Tuesday, November 12, 2024

Obama to discuss Latino Education at Town Hall Meeting

President Barack Obama visited a multicultural high school in Washington, D.C. today to discuss Latino education at a town hall-style meeting to be broadcast by Univision, the largest U.S. Spanish language television network, later in the evening.

The town hall, was held at Bell Multicultural High School, and attended by some 600 students, teachers, and parents that will have the opportunity to ask Obama questions.

Juan Sepulveda of the White House Initiative on Educational Excellence for Hispanics says that while Hispanic students face unique challenges, such as learning English for newly arrived immigrants, the larger portion of them, “suffer from the same problems of their poorer white or black counterparts—they are in failing schools.”

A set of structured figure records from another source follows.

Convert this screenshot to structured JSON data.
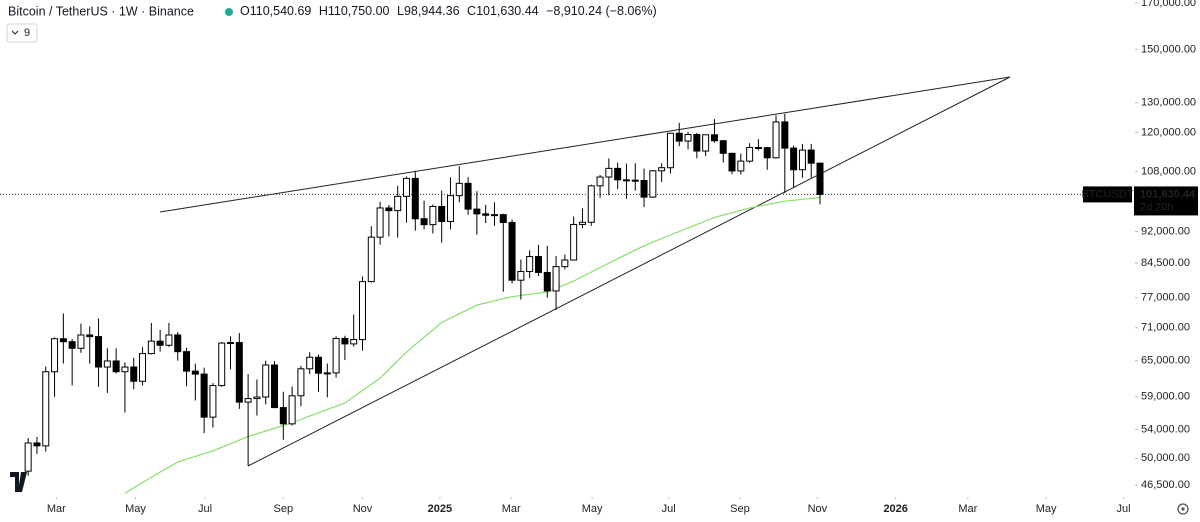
{
  "chart_data": {
    "type": "candlestick",
    "title": "Bitcoin / TetherUS · 1W · Binance",
    "ohlc_labels": [
      "O110,540.69",
      "H110,750.00",
      "L98,944.36",
      "C101,630.44",
      "−8,910.24 (−8.06%)"
    ],
    "indicator_label": "9",
    "log_scale": true,
    "grid": false,
    "up_color": "#ffffff",
    "down_color": "#000000",
    "wick_color": "#000000",
    "open": [
      48300,
      52100,
      51700,
      63100,
      68950,
      68400,
      67200,
      69650,
      69350,
      63900,
      64950,
      63100,
      63900,
      61500,
      66250,
      68500,
      67750,
      69650,
      66600,
      63200,
      62700,
      55850,
      60800,
      68150,
      68250,
      58150,
      58700,
      58950,
      64250,
      57300,
      54850,
      59150,
      63600,
      65600,
      62850,
      62900,
      69000,
      68000,
      68800,
      80400,
      90600,
      98000,
      97300,
      101100,
      106100,
      95200,
      93700,
      98400,
      94500,
      101300,
      104700,
      97700,
      96450,
      96100,
      96250,
      94250,
      80700,
      82600,
      86000,
      82400,
      78400,
      83700,
      85200,
      93750,
      94300,
      104000,
      106500,
      109000,
      105700,
      105600,
      105500,
      100900,
      108300,
      109200,
      119800,
      117300,
      119400,
      114200,
      119300,
      117400,
      113500,
      108250,
      111150,
      115300,
      115250,
      112150,
      123500,
      115100,
      108600,
      114500,
      110540.69
    ],
    "high": [
      52800,
      52950,
      64000,
      69200,
      73800,
      68900,
      71800,
      71300,
      72800,
      67200,
      67200,
      64700,
      65500,
      67400,
      71950,
      70600,
      71950,
      70200,
      67300,
      64500,
      63800,
      61200,
      68350,
      69400,
      70000,
      62700,
      61800,
      65000,
      64950,
      59800,
      60650,
      64100,
      66500,
      66100,
      64500,
      69400,
      69500,
      73600,
      81500,
      93300,
      99600,
      98800,
      104000,
      106650,
      108350,
      99950,
      98900,
      102700,
      106400,
      109600,
      106450,
      102500,
      98800,
      99500,
      96500,
      95000,
      85300,
      87450,
      88750,
      88500,
      86100,
      86450,
      95750,
      97900,
      104350,
      107100,
      111980,
      110700,
      110400,
      110550,
      108950,
      108500,
      110500,
      119900,
      123200,
      120250,
      119900,
      119300,
      124450,
      117650,
      113650,
      113400,
      116650,
      117900,
      115450,
      125700,
      126200,
      115900,
      116400,
      116400,
      110750
    ],
    "low": [
      47700,
      50600,
      50900,
      59000,
      64500,
      60800,
      66400,
      64500,
      60600,
      59600,
      62800,
      56550,
      60200,
      60800,
      66100,
      66600,
      67450,
      65000,
      60700,
      58400,
      53500,
      54300,
      60600,
      63500,
      57100,
      49000,
      56100,
      57800,
      57200,
      52550,
      54600,
      57500,
      62700,
      59800,
      58900,
      62100,
      65100,
      67500,
      66800,
      80200,
      88800,
      90800,
      90500,
      94200,
      92200,
      92500,
      91500,
      89250,
      92500,
      99500,
      96200,
      91200,
      94100,
      93400,
      78250,
      80000,
      76600,
      81200,
      81600,
      77000,
      74500,
      83100,
      85150,
      92800,
      93400,
      100700,
      101400,
      103100,
      100400,
      102650,
      98200,
      100700,
      105100,
      107500,
      115700,
      114700,
      112000,
      112650,
      116800,
      110700,
      107300,
      107250,
      110650,
      114400,
      108600,
      111900,
      102000,
      103500,
      106300,
      106300,
      98944.36
    ],
    "close": [
      52100,
      51700,
      63100,
      68950,
      68400,
      67200,
      69650,
      69350,
      63900,
      64950,
      63100,
      63900,
      61500,
      66250,
      68500,
      67750,
      69650,
      66600,
      63200,
      62700,
      55850,
      60800,
      68150,
      68250,
      58150,
      58700,
      58950,
      64250,
      57300,
      54850,
      59150,
      63600,
      65600,
      62850,
      62900,
      69000,
      68000,
      68800,
      80400,
      90600,
      98000,
      97300,
      101100,
      106100,
      95200,
      93700,
      98400,
      94500,
      101300,
      104700,
      97700,
      96450,
      96100,
      96250,
      94250,
      80700,
      82600,
      86000,
      82400,
      78400,
      83700,
      85200,
      93750,
      94300,
      104000,
      106500,
      109000,
      105700,
      105600,
      105500,
      100900,
      108300,
      109200,
      119800,
      117300,
      119400,
      114200,
      119300,
      117400,
      113500,
      108250,
      111150,
      115300,
      115250,
      112150,
      123500,
      115100,
      108600,
      114500,
      110540,
      101630.44
    ],
    "ma": {
      "color": "#86df6b",
      "values": [
        null,
        null,
        null,
        null,
        null,
        null,
        null,
        null,
        null,
        null,
        null,
        45500,
        46170,
        46830,
        47500,
        48170,
        48830,
        49500,
        49880,
        50250,
        50630,
        51000,
        51500,
        52000,
        52500,
        53000,
        53400,
        53800,
        54200,
        54600,
        55000,
        55500,
        56000,
        56500,
        57000,
        57500,
        58000,
        59000,
        60000,
        61000,
        62000,
        63500,
        65000,
        66500,
        67900,
        69250,
        70600,
        72000,
        72900,
        73750,
        74600,
        75500,
        75900,
        76350,
        76800,
        77200,
        77450,
        77700,
        77950,
        78200,
        78970,
        79730,
        80500,
        81500,
        82500,
        83500,
        84500,
        85500,
        86500,
        87500,
        88500,
        89380,
        90250,
        91130,
        92000,
        92880,
        93750,
        94630,
        95500,
        96130,
        96750,
        97380,
        98000,
        98450,
        98900,
        99350,
        99800,
        100050,
        100300,
        100550,
        100800
      ]
    },
    "last_price": {
      "symbol": "BTCUSDT",
      "value": 101630.44,
      "label": "101,630.44",
      "countdown": "2d 20h"
    },
    "ylim": [
      45300,
      171400
    ],
    "yticks": [
      {
        "value": 170000,
        "label": "170,000.00"
      },
      {
        "value": 150000,
        "label": "150,000.00"
      },
      {
        "value": 130000,
        "label": "130,000.00"
      },
      {
        "value": 120000,
        "label": "120,000.00"
      },
      {
        "value": 108000,
        "label": "108,000.00"
      },
      {
        "value": 92000,
        "label": "92,000.00"
      },
      {
        "value": 84500,
        "label": "84,500.00"
      },
      {
        "value": 77000,
        "label": "77,000.00"
      },
      {
        "value": 71000,
        "label": "71,000.00"
      },
      {
        "value": 65000,
        "label": "65,000.00"
      },
      {
        "value": 59000,
        "label": "59,000.00"
      },
      {
        "value": 54000,
        "label": "54,000.00"
      },
      {
        "value": 50000,
        "label": "50,000.00"
      },
      {
        "value": 46500,
        "label": "46,500.00"
      }
    ],
    "xlim": [
      -3.2,
      125.8
    ],
    "xticks": [
      {
        "value": 3.2,
        "label": "Mar"
      },
      {
        "value": 12.2,
        "label": "May"
      },
      {
        "value": 20.1,
        "label": "Jul"
      },
      {
        "value": 29.0,
        "label": "Sep"
      },
      {
        "value": 38.0,
        "label": "Nov"
      },
      {
        "value": 46.8,
        "label": "2025"
      },
      {
        "value": 54.9,
        "label": "Mar"
      },
      {
        "value": 64.1,
        "label": "May"
      },
      {
        "value": 72.8,
        "label": "Jul"
      },
      {
        "value": 80.9,
        "label": "Sep"
      },
      {
        "value": 89.7,
        "label": "Nov"
      },
      {
        "value": 98.6,
        "label": "2026"
      },
      {
        "value": 106.8,
        "label": "Mar"
      },
      {
        "value": 115.7,
        "label": "May"
      },
      {
        "value": 124.5,
        "label": "Jul"
      }
    ]
  }
}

Hispanics make up the largest portion of minority students in K-12 schools, about 22 percent, but have one of the lowest high school graduation rates and an even lower percentage go on to college to earn a diploma.

The meeting comes just days after the U.S. Census Bureau revealed that Hispanics accounted for more than half of the population growth in the last decade.

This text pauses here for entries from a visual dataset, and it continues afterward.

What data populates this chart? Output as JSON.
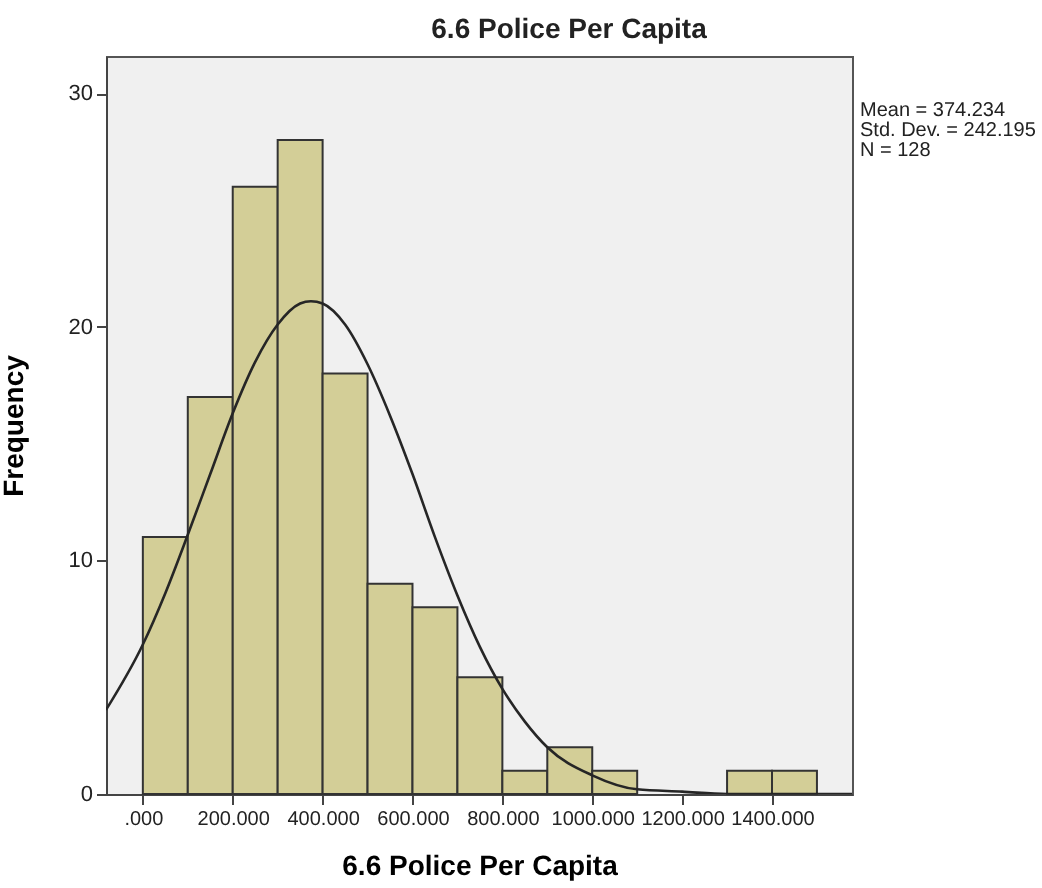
{
  "chart_data": {
    "type": "histogram",
    "title": "6.6 Police Per Capita",
    "xlabel": "6.6 Police Per Capita",
    "ylabel": "Frequency",
    "bins": [
      0,
      100,
      200,
      300,
      400,
      500,
      600,
      700,
      800,
      900,
      1000,
      1100,
      1200,
      1300,
      1400,
      1500
    ],
    "values": [
      11,
      17,
      26,
      28,
      18,
      9,
      8,
      5,
      1,
      2,
      1,
      0,
      0,
      1,
      1
    ],
    "color": "#d3ce97",
    "series": [
      {
        "type": "line",
        "color": "#262626",
        "x": [
          -82,
          0,
          50,
          100,
          150,
          200,
          250,
          300,
          350,
          374,
          400,
          450,
          500,
          550,
          600,
          650,
          700,
          750,
          800,
          850,
          900,
          1000,
          1100,
          1200,
          1300,
          1400,
          1578
        ],
        "values": [
          3.6,
          6.4,
          8.6,
          11.1,
          13.7,
          16.3,
          18.5,
          20.1,
          21.0,
          21.1,
          21.0,
          20.1,
          18.4,
          16.2,
          13.7,
          11.0,
          8.5,
          6.3,
          4.5,
          3.1,
          2.0,
          0.8,
          0.2,
          0.1,
          0.0,
          0.0,
          0.0
        ]
      }
    ],
    "xlim": [
      -82,
      1578
    ],
    "ylim": [
      0,
      31.6
    ],
    "xticks": [
      {
        "value": 0,
        "label": ".000"
      },
      {
        "value": 200,
        "label": "200.000"
      },
      {
        "value": 400,
        "label": "400.000"
      },
      {
        "value": 600,
        "label": "600.000"
      },
      {
        "value": 800,
        "label": "800.000"
      },
      {
        "value": 1000,
        "label": "1000.000"
      },
      {
        "value": 1200,
        "label": "1200.000"
      },
      {
        "value": 1400,
        "label": "1400.000"
      }
    ],
    "yticks": [
      0,
      10,
      20,
      30
    ],
    "grid": false,
    "annotations": [
      "Mean = 374.234",
      "Std. Dev. = 242.195",
      "N = 128"
    ]
  }
}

“We have a small percentage of the population that has a college degree,” said Sepulveda. “Even if you throw in community college degrees, we only get up to 19%.”

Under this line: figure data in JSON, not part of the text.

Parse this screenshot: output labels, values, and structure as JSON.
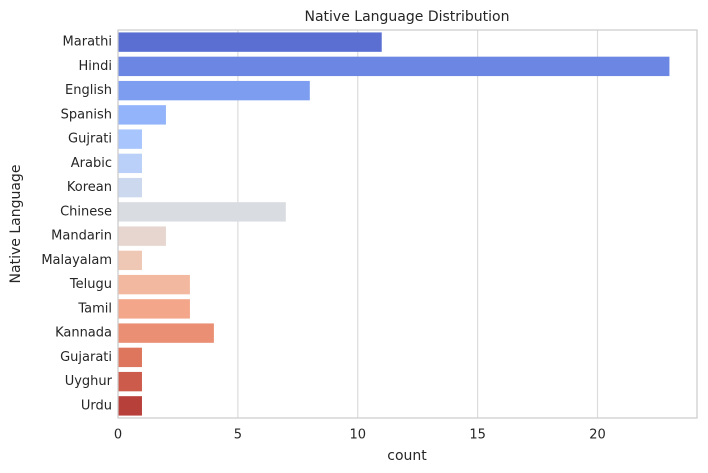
{
  "chart_data": {
    "type": "barh",
    "title": "Native Language Distribution",
    "x_label": "count",
    "y_label": "Native Language",
    "categories": [
      "Marathi",
      "Hindi",
      "English",
      "Spanish",
      "Gujrati",
      "Arabic",
      "Korean",
      "Chinese",
      "Mandarin",
      "Malayalam",
      "Telugu",
      "Tamil",
      "Kannada",
      "Gujarati",
      "Uyghur",
      "Urdu"
    ],
    "values": [
      11,
      23,
      8,
      2,
      1,
      1,
      1,
      7,
      2,
      1,
      3,
      3,
      4,
      1,
      1,
      1
    ],
    "colors": [
      "#5a6fd1",
      "#6b86e3",
      "#7d9df1",
      "#93b4fa",
      "#a8c5fd",
      "#bad0f8",
      "#cbd8ee",
      "#d9dce1",
      "#e6d6cf",
      "#efc8b5",
      "#f3b9a0",
      "#f3a68a",
      "#ea8f73",
      "#dd765d",
      "#cd5b4b",
      "#b8403a"
    ],
    "xlim": [
      0,
      24.15
    ],
    "xticks": [
      0,
      5,
      10,
      15,
      20
    ],
    "grid": true
  }
}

President Obama has made Hispanic issues a part of his broader domestic policy agenda and partnered up for a three year project with Univision that “focuses on making sure Hispanic students have a way to go to college and making sure parents are involved in their education.”

“For the biggest chunk of the 12 million Latino kids in the public [school] system, this is about an opportunity gap,” Sepulveda said.

President Obama has tasked Education Secretary Arne Duncan with leading the overhaul of the nation’s K-12 education system.  The plan includes defending the White House’s requested budget increase for education and more investment in early childhood education with a focus on disadvantaged communities, and “unprecedented increases in Pell Grants.”